Zika- und Dengue-Virus gehören zur selben Familie wie das Gelbfieber-Virus. Gegen Gelbfieber gibt es eine sehr zuverlässige und gut verträgliche Impfung, gegen die anderen Verwandten leider noch nicht.

Notwendig sind deshalb gute Mückenschutzmaßnahmen zur Vorbeugung - sowohl am Tag als auch in der Nacht. Geeignet sind hautbedeckende Kleidung, Moskitonetze, mückenabweisende Lotionen oder Sprays (Wirkstoffe: DEET oder Icaridin). Schwangere sollten Reisen in Zikavirus-Ausbruchsgebiete nach Möglichkeit vermeiden.




Samstag, 6. Februar 2016


Die Weltgesundheitsorganisation WHO hat für Feinstaub (PM10) einen Grenzwert von 20 μg/m³ im Jahresmittel festgelegt. Dieser wird in vielen Städten der Welt regelmäßig um ein Vielfaches überschritten. Besonders betroffen sind Ballungsräume in Indien, China, der Mongolei, in Brasilien sowie in einigen Ländern des Nahen Ostens und Afrikas.

Was tun?

  • Bei Reisen nur kurze Aufenthalte in stark smogbelasteten Metropolen einplanen, soweit möglich.
  • Viel in Innenräumen aufhalten.
  • Nach Möglichkeit für Innenräume Luftfilter einsetzen (Wichtig ist die regelmäßige Wartung).
  • Körperliche Anstrengungen und Sport im Freien vermeiden.
  • Im Freien Partikelfiltermasken FFP tragen. Diese müssen sehr dicht am Gesicht anliegen. Einfache Hygienemasken bieten keinerlei Schutz vor Feinstaub.

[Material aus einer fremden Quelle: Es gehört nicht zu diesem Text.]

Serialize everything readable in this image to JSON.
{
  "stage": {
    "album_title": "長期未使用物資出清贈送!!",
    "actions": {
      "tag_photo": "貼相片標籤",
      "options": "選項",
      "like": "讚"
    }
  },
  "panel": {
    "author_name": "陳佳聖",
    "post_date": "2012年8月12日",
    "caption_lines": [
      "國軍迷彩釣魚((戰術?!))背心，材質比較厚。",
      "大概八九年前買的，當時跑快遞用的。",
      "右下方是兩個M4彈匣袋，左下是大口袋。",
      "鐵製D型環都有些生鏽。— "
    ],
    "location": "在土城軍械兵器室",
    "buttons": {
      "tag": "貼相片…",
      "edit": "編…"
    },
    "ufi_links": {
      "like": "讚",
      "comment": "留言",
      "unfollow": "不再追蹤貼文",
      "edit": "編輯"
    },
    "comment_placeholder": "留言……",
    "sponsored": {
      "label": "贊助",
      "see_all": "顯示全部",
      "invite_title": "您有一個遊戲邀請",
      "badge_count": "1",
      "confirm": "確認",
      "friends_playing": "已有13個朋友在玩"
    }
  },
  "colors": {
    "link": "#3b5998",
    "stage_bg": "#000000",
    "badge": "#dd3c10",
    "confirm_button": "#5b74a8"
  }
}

Mehr zum Thema Feinstaub beim Umweltbundesamt.




Samstag, 14. November 2015


Eine kürzlich veröffentlichte Studie der Harvard Medical School widerlegt die Vorstellung, durch fettarme Ernährung könne man besonders effizient abnehmen.

Wissenschaftlich gebe es dafür keinen Beleg, sagt die Autorin Dr. Deirdre Tobias. Um etwas gegen die "Epidemie des Übergewichts" zu tun, müsse man über die Nahrungsbestandteile Fett, Kohlehydrate und Eiweiß hinaus blicken, und sich zum Beispiel darum kümmern, ob und wie eine Diät langfristig durchgehalten werden kann.

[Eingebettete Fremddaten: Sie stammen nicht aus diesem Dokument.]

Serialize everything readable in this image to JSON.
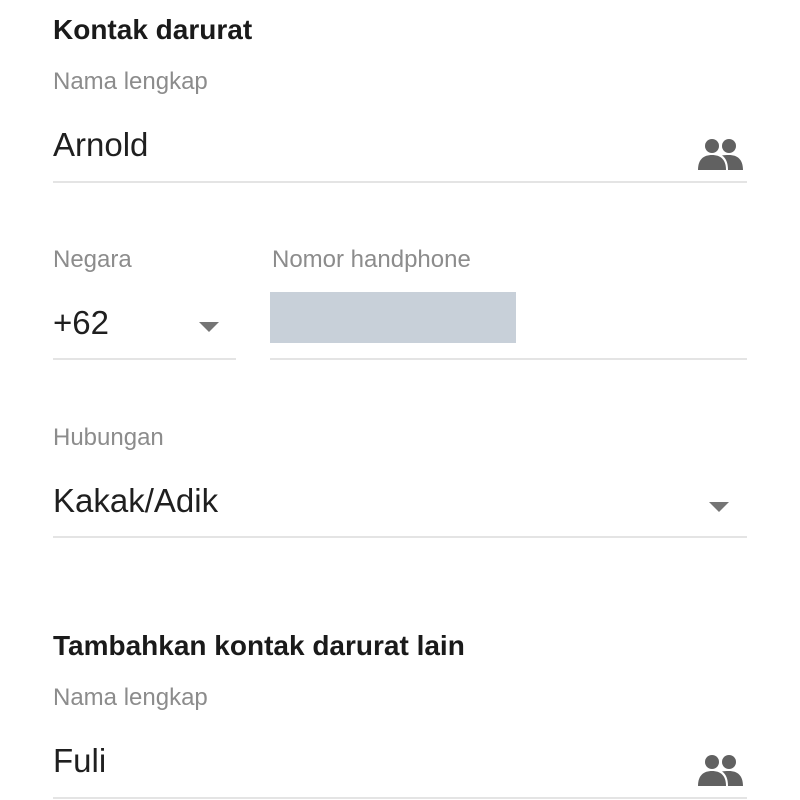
{
  "sections": {
    "primary_title": "Kontak darurat",
    "secondary_title": "Tambahkan kontak darurat lain"
  },
  "primary": {
    "name_label": "Nama lengkap",
    "name_value": "Arnold",
    "country_label": "Negara",
    "country_value": "+62",
    "phone_label": "Nomor handphone",
    "relation_label": "Hubungan",
    "relation_value": "Kakak/Adik"
  },
  "secondary": {
    "name_label": "Nama lengkap",
    "name_value": "Fuli"
  },
  "icons": {
    "contact_picker": "contacts-icon",
    "dropdown": "chevron-down-icon"
  },
  "colors": {
    "label": "#8c8c8c",
    "text": "#1f1f1f",
    "divider": "#e4e4e4",
    "redaction": "#c8d0d9",
    "icon": "#616161"
  }
}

Eine Zusammenfassung der Originalarbeit von D. Tobias et al. findet sich hier.




Samstag, 28. März 2015


Bis Herbst 2015 soll die deutsche Gefahrstoffverordnung (GefStoffV) erneut überarbeitet und komplett an die EU-CLP-Verordnung (Classification, Labelling and Packaging of Substances and Mixtures) angepasst werden. Bei den anstehenden Änderungen gibt es zwei Schwerpunkte: Zum einen der Schutz von Beschäftigten bei der Schädlingsbekämpfung und Begasung (Anwendung von Bioziden); zum anderen die Krebsprävention bei der Arbeit.

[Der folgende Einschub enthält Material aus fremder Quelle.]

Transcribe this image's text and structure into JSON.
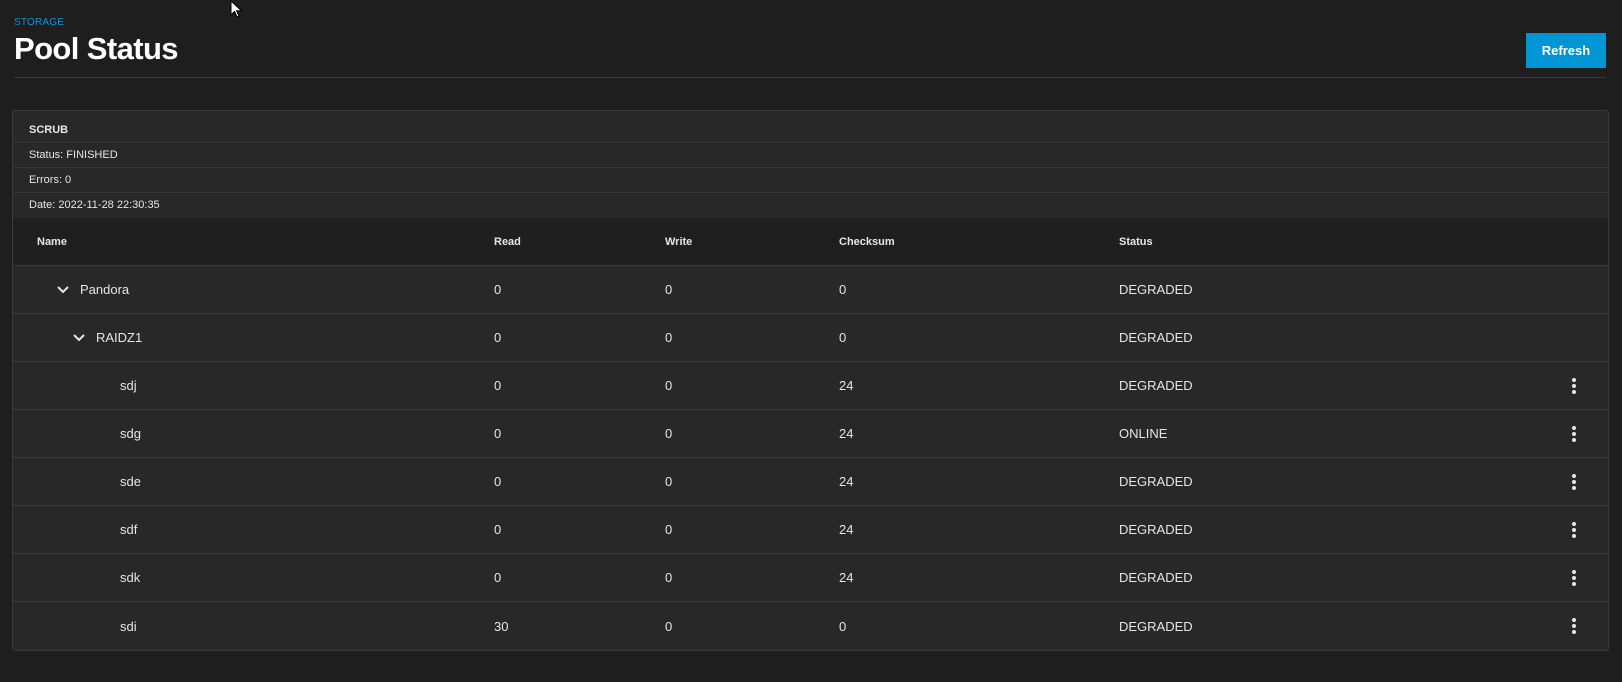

Für krebserzeugende Stoffe wird ein Konzept zur Risikobewertung eingeführt. Es enthält unter anderem zwei neue Begriffe: Akzeptanzkonzentration und Toleranzkonzentration. Wird die Akzeptanzkonzentration überschritten, müssen Schutzmaßnahmen getroffen werden. Ein Überschreiten der Toleranzkonzentration ist grundsätzlich nicht zulässig, die Belastung der Beschäftigten muss unverzüglich abgesenkt werden.

Der Gesundheitsschutz soll mit der novellierten GefStoffV noch besser in die betriebliche Organisation eingebunden werden, unter anderem durch die stärkere Beteiligung der Arbeitnehmervertretung; und das Sicherheitsbewusstsein der Beschäftigten soll geschärft werden.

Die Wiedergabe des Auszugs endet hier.